Trois Nocturnes caractéristiques, Op 45
dedicated to Mademoiselle Eudoxie Cordel

La dolcezza  [4'47]
La melanconia  [3'47]
La semplicità  [3'58]

Introduction  EnglishFrançaisDeutsch
Herz—described on the cover as ‘Pianiste de S. M. le Roi de France’—offers this blindingly obvious note at the head of the score of the Trois Nocturnes caractéristiques Op 45: ‘To play these Nocturnes in the manner intended by the composer, one must endeavor to make the piano sing and to draw from it a sweet and melodious sound’.

La dolcezza is a Bellini-like aria in A flat major (its central section modulating to B major) and at the very least worthy of revival as an encore.
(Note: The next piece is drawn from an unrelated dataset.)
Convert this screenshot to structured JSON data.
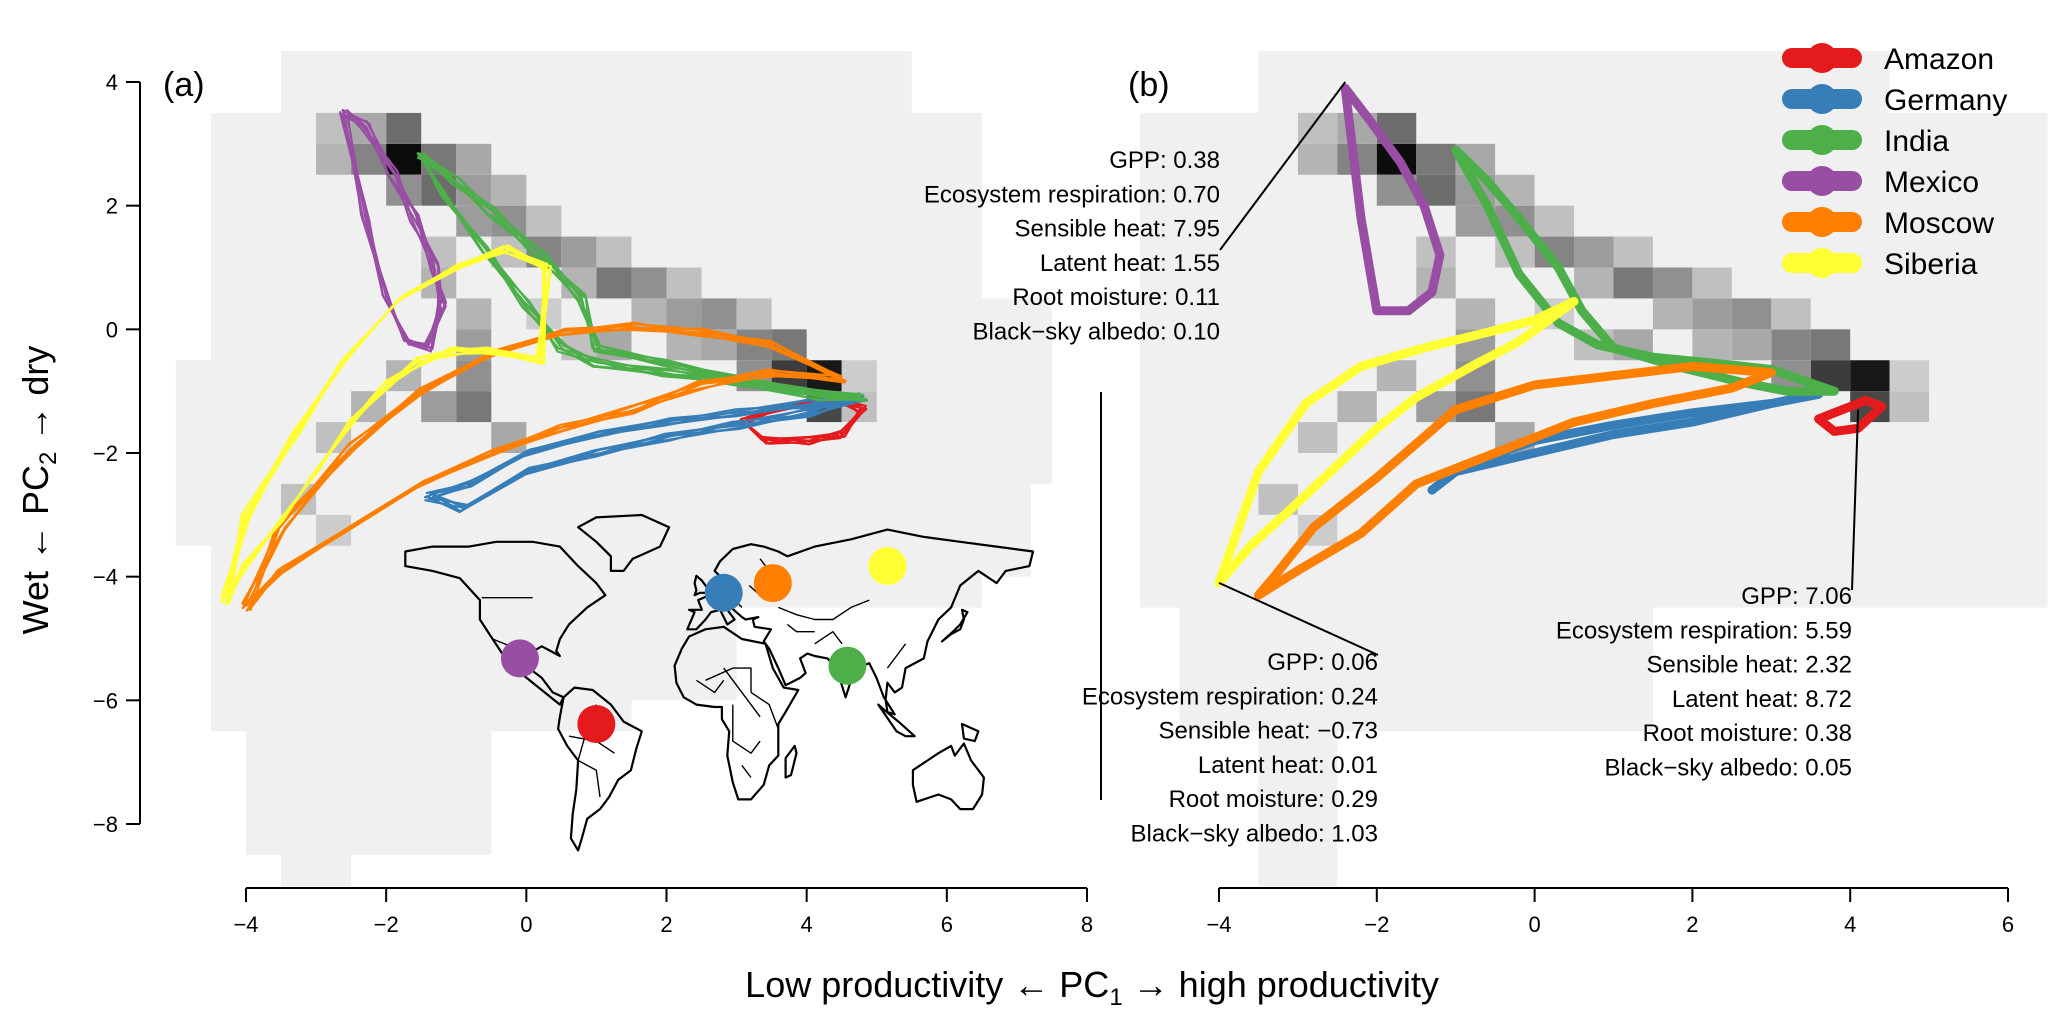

La melanconia, in G minor and marked Moderato parlante, has a similar wistful vocal quality which Herz rounds off with a gentle flurry of arpeggios and a final sighing chord in the major. La semplicità, to be played con certa espressione parlante and dolce semplice innocentemente, employs the same device of a simple, single-note melody with flowing accompaniment, rather in the manner of a nocturne by John Field. All three are well within the reach of the amateur and, one assumes, of their dedicatee, the wonderfully named Mademoiselle Eudoxie Cordel.